Title

Adaptation and sensitization to proteotoxic stress

DOI

10.2203/dose-response.13-016.Leak

Document Type

Journal Article

Publication Date

1-1-2014

Publication Title

Dose-Response

Volume

12

Issue

1

First Page

24

Last Page

56

Keywords

Alzheimer's disease, Dual hit, Hormesis, Parkinson's disease, Preconditioning, Two hit, U-shaped

Abstract

Although severe stress can elicit toxicity, mild stress often elicits adaptations. Here we review the literature on stress-induced adaptations versus stress sensitization in models of neurodegenerative diseases. We also describe our recent findings that chronic proteotoxic stress can elicit adaptations if the dose is low but that high-dose proteotoxic stress sensitizes cells to subsequent challenges. In these experiments, long-term, low-dose proteasome inhibition elicited protection in a superoxide dismutase-dependent manner. In contrast, acute, high-dose proteotoxic stress sensitized cells to subsequent proteotoxic challenges by eliciting catastrophic loss of glutathione.

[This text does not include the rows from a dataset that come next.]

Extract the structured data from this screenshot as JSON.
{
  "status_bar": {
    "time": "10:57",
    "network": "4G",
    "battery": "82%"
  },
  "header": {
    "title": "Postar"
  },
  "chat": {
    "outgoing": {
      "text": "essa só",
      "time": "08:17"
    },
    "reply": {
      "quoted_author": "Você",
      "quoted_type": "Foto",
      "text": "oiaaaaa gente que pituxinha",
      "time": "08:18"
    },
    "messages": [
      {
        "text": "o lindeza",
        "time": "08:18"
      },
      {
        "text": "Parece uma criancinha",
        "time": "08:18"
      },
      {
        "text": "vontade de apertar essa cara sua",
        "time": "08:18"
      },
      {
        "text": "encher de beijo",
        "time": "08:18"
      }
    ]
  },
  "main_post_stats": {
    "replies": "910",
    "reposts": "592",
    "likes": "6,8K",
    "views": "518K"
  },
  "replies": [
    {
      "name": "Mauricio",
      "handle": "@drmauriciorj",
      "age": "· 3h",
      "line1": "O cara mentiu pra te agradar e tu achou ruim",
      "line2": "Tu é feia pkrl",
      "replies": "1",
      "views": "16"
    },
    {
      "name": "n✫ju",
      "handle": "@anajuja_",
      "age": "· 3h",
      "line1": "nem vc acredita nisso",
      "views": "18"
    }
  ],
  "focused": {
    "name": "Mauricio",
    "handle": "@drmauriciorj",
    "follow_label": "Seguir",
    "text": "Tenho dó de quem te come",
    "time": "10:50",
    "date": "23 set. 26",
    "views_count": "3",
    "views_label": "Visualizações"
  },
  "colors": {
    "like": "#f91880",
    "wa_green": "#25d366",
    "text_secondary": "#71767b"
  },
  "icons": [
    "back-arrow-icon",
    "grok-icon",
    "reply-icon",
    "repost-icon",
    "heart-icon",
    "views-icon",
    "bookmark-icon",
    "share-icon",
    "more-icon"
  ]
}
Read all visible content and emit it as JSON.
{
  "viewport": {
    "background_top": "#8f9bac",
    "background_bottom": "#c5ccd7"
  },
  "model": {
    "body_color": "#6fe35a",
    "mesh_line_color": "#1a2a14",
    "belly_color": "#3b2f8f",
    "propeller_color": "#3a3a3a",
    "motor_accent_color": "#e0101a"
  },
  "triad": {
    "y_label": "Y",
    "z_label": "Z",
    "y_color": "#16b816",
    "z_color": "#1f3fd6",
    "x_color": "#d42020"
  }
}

However, even in the latter model of synergistic toxicity, several defensive proteins were upregulated by severe proteotoxicity. This led us to wonder whether high-dose proteotoxic stress can elicit protection against subsequent challenges in astrocytes, a cell type well known for their resilience. In support of this new hypothesis, we found that the astrocytes that survived severe proteotoxicity became harder to kill. The adaptive mechanism was glutathione dependent. If these findings can be generalized to the human brain, similar endogenous adaptations may help explain why neurodegenerative diseases are so delayed in appearance and so slow to progress. In contrast, sensitization to severe stress may explain why defenses eventually collapse in vulnerable neurons. © 2014 University of Massachusetts.